Fire Safety Training

Fire Risk, Safety & Training

IHTC Ltd have a number of ‘Face 2 Face’ (F2F) services that can assist any size client with helping them meet their Fire Safety responsibilities, listed below, which sit alongside our extensive eLearning services:

  • Fire Risk Assessments
  • Compartmentation Surveys
  • Fire Door Inspections
  • Fire training (Awareness, Fire Warden, Fire Manager)
  • Fire Risk Assessor training 
  • Fire Safety Audits/Reviews
  • Live fire training for extinguishers

Why Fire Safety Training is Important

Fire safety training is essential for everyone, regardless of whether you are at home, in the workplace, or in a public space. Here’s why:

  1. Life-saving Skills: Fire safety training equips individuals with the knowledge and skills needed to respond effectively in case of a fire, including using fire extinguishers, evacuating safely, and administering first aid.

  2. Prevention: Proper training can help prevent fires from occurring in the first place. This includes education on fire hazards, electrical safety, and the importance of fire prevention measures.
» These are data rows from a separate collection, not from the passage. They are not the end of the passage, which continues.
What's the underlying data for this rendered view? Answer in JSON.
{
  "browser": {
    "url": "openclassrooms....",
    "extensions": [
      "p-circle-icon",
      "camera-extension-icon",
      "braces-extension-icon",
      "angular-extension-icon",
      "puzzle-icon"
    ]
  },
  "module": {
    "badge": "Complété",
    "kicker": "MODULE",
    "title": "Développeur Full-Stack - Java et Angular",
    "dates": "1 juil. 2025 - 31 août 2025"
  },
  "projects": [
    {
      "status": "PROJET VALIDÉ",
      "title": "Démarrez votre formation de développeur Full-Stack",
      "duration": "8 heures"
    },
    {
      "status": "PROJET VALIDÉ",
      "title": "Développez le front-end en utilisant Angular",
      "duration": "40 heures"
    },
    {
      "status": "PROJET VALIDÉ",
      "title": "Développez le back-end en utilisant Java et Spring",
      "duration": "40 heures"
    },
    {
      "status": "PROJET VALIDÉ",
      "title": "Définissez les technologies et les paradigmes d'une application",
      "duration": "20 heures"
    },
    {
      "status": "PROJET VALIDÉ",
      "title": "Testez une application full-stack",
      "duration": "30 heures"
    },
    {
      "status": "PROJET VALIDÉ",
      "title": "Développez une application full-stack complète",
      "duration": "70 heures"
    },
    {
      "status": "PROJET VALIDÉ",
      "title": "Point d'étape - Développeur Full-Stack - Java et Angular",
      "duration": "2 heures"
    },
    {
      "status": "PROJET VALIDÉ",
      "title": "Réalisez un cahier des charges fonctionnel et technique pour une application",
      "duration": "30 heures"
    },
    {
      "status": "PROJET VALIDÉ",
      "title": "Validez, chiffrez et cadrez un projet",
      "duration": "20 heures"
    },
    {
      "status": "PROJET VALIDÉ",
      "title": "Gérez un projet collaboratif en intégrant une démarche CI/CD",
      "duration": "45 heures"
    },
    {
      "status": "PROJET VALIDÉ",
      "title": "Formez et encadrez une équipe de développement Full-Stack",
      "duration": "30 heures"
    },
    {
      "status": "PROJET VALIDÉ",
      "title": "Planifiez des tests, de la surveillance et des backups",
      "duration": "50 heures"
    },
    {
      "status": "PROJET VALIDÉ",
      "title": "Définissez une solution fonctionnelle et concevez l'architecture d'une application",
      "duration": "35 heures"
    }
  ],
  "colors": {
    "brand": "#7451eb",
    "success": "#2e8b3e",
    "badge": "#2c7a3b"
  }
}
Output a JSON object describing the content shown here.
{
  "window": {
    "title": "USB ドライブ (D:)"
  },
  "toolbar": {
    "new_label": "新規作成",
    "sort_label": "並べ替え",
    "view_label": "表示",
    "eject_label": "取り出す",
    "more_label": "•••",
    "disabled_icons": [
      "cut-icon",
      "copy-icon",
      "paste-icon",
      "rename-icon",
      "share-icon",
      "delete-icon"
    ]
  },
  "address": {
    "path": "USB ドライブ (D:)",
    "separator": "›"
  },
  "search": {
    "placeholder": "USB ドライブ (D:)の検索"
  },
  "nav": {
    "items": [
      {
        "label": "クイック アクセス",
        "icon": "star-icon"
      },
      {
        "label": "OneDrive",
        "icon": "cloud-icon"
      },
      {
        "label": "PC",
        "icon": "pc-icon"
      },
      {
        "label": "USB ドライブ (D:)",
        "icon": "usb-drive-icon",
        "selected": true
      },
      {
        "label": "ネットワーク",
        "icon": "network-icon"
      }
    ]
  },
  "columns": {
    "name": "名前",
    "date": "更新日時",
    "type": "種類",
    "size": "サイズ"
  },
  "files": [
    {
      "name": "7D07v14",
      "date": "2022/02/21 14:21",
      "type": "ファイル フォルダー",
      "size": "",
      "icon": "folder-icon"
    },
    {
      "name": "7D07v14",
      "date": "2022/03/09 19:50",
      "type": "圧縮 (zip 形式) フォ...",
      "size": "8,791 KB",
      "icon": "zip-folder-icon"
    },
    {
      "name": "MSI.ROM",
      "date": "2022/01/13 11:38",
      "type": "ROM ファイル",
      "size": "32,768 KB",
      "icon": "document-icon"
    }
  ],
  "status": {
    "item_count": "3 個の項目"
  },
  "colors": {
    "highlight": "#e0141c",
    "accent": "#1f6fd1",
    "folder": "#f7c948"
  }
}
  3. Legal Compliance: Many countries and regions have legal requirements for fire safety training, especially in workplaces and public spaces. Compliance is not only essential for safety but also for legal reasons.

Fire Safety Training for the Workplace

Professional training & consultancy throughout the South West & UK from our bases in Taunton & Bristol.

Fire Risk Assessment

A fire risk assessment is a systematic evaluation of a building, property, or workplace to identify potential fire hazards and assess the level of risk they pose. This assessment is a critical step in fire safety planning and is often required by regulatory authorities.

Steps in Fire Risk Assessment

  1. Identify Fire Hazards: The first step is to identify potential fire hazards such as faulty wiring, flammable materials, or inadequate fire protection equipment.

  2. Evaluate the Risks: Once hazards are identified, assess the likelihood of a fire occurring and the potential consequences if one does.

  3. Control Measures: Develop and implement control measures to reduce or eliminate identified risks. This may include installing fire suppression systems, ensuring proper storage of flammable materials, or improving electrical systems.

  4. Emergency Planning: Develop an emergency plan that outlines evacuation procedures, communication protocols, and the roles and responsibilities of staff or occupants during a fire.

  5. Regular Review: Fire risk assessments should be regularly reviewed and updated to account for changes in the environment, equipment, or occupancy.